Background: Mdx mutant mice, like patients with Duchenne Muscular Dystrophy (DMD), lack dystrophin, a subsarcolemmal protein, that results in myofiber necrosis. However young mdx mice, in contrast to DMD children, exhibit a successful muscle regeneration and not an extensive fibrosis.
Methods: Old mdx mice were monitored clinically up to their spontaneous death, and most of their organs were studied histologically to look for differences with those of the wild C57BL/10 mice strain.

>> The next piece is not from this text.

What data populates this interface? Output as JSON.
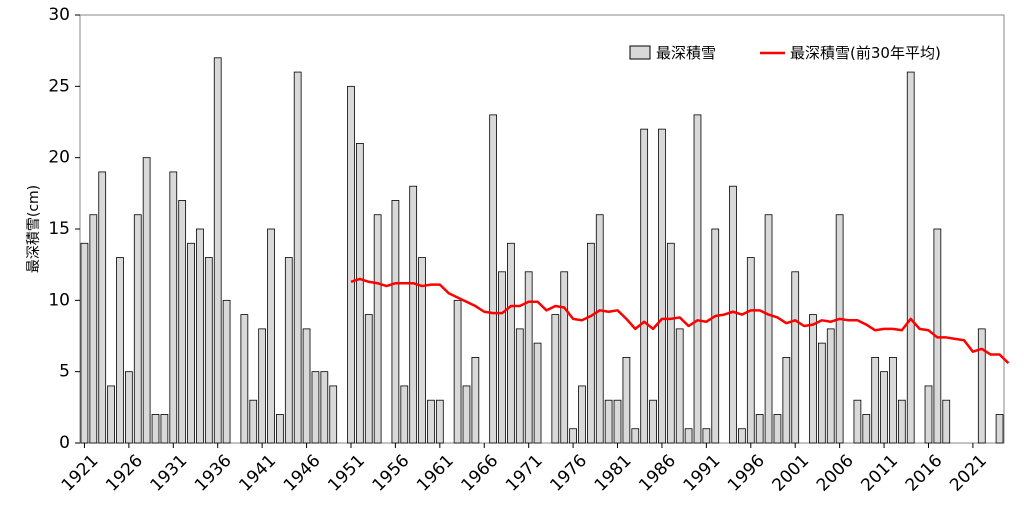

Results: In old mdx mice (at least 20 months of age), we report clinical and pathological features of muscular dystrophy, i.e., progressive motor weakness and loss of myofibers replaced by extensive connective tissue, similar to the phenotype of dystrophinopathy observed in DMD patients. Various degrees of dystrophic involvement were observed in cardiac, respiratory, postural, and hindlimb skeletal mdx muscles and also in smooth muscles of the digestive and urinary tracts. No gross histological abnormalities were found in other tissue than muscular tissue.
Conclusions: Late in life, mdx mice develop a muscular dystrophy close to DMD dystrophinopathy. We suggest that the study of the effects of ageing in mdx mice would give clues to better understand the pathophysiology of DMD.